Louis Soutter, un langage singulier
par Marie-Noëlle Doutreix
Paradoxalement, en corollaire de cette mise à distance du monde que nous habitons, la proximité et l’impact de ses œuvres augmentent. Loin des dessins lisses de sa prime jeunesse, il nous entraîne ici dans son intimité. Une peinture particulièrement révélatrice à cet égard, titrée Allons à l’aventure, nous évoque les fréquentes fugues de Louis Soutter et son attrait pour les interminables marches durant lesquelles il parcourt le Juras vaudois où se situe son asile.
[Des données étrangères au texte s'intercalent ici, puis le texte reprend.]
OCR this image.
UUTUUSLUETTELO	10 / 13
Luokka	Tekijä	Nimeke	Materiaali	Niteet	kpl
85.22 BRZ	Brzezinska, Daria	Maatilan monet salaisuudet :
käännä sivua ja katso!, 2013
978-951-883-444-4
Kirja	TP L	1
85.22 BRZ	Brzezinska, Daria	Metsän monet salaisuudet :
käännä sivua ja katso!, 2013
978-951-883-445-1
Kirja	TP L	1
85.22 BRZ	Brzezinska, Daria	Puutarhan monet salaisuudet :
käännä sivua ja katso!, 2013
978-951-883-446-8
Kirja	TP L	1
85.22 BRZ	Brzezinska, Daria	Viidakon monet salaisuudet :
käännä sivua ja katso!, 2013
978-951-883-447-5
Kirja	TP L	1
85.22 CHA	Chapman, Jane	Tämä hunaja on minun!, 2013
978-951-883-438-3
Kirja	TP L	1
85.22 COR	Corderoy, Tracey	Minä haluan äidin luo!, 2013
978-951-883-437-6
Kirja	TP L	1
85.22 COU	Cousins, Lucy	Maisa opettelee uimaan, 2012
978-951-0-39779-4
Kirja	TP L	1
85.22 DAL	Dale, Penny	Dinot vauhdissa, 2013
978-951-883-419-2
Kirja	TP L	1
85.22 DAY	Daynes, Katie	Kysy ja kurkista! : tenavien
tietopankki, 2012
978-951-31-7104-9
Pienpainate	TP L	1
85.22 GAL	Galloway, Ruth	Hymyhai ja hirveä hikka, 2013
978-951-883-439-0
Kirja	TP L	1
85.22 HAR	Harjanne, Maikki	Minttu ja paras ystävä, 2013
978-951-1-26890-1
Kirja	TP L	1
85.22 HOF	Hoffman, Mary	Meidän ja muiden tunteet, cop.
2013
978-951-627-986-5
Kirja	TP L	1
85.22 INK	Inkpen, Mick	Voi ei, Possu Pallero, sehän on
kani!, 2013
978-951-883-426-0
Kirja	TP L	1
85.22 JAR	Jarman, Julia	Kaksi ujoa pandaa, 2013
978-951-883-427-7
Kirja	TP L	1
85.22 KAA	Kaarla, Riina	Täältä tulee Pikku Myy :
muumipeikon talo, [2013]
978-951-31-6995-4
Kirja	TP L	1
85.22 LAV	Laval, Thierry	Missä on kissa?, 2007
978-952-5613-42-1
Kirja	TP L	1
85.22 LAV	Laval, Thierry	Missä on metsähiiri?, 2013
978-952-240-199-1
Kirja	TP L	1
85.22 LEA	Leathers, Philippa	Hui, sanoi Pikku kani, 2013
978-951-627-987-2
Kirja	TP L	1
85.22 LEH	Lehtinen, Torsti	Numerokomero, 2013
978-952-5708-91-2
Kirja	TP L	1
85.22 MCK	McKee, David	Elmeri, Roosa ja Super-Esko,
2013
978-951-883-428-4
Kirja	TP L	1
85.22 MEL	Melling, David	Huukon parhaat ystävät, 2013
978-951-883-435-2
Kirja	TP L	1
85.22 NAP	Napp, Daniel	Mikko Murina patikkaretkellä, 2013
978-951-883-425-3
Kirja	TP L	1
Peint en 1937, Allons à l’aventure représente deux silhouettes longilignes et noires, courbées mais résolues dans leur marche pourtant vaine. Occupant la surface de la feuille, les ombres se meuvent dans un décor de taches noires, sans horizon ni chemin, comme sur un même plan dépourvu de profondeur. Avancent-elles vraiment ? Elles semblent s’inscrire dans un instant répété incessamment et l’espace trop petit pour elles, ne leur offre pas de meilleures perspectives. Celui-ci se définit d’ailleurs par les figures. Il s’immisce dans les interstices qu’elles laissent vacants, mais les limites de la feuille le confinent ramenant le tout à un jeu de matière et de vide.
Certains dessins sont aussi titrés par des phrases que l’artiste consigne à même la face du papier. Beaucoup d’entre elles renvoient directement à la religion chrétienne, bien que les références à celle-ci au sein de l’œuvre ne soient pas toujours identifiables au premier regard. Les titres des œuvres de Louis Soutter font partie intégrante de celles-ci puisqu’ils s’y inscrivent. Cependant, ils n’apparaissent pas comme une interprétation imposée mais comme une indication poétique de l’association d’idées reliant l’esprit de l’artiste à son expression manuelle. J’étais à Gethsémani, réalisé en 1936 présente un portrait de femme à l’encre de Chine. Gethsémani désigne dans la Bible l’oliveraie au pied du Mont des Oliviers, où Jésus et ses apôtres allèrent prier la nuit où Judas le dénonça. Ce lieu renvoie ainsi aux thématiques de la faute et de la trahison. Le portrait occupe pratiquement toute la surface de la feuille, en particulier son importante chevelure où les mèches s’entremêlent telles des serpents. Les femmes en cheveux étaient assimilées aux prostituées[3] dans l’iconographie chrétienne mais le serpent rappelle de plus Eve, qui tentatrice tendit la pomme à Adam. Le cou noueux et long de la femme dessinée évoque aussi la forme d’un serpent tandis que la nudité de ses épaules et du haut de son buste évoque le jardin d‘Eden. Le visage grimaçant, long et maigre se trouve de plus entièrement noirci. Les yeux se révulsent, la bouche s’ouvre et se tord en découvrant de larges dents blanches. Des colliers de perles aux allures de chapelet, parent le buste blanc et s’entortillent dans les cheveux. La figure s’affiche pleinement menaçante et monstrueuse. D’autres titres de portraits de femmes traitées de la même manière évoque la Bible comme Le soir des rameaux ou L’Antéchrist créés tout deux en 1935.
[3] Dans les représentations iconographiques, à l’exception de Marie, les vierges ne portaient pas non plus de coiffes, celles-ci étant réservées aux femmes mariées.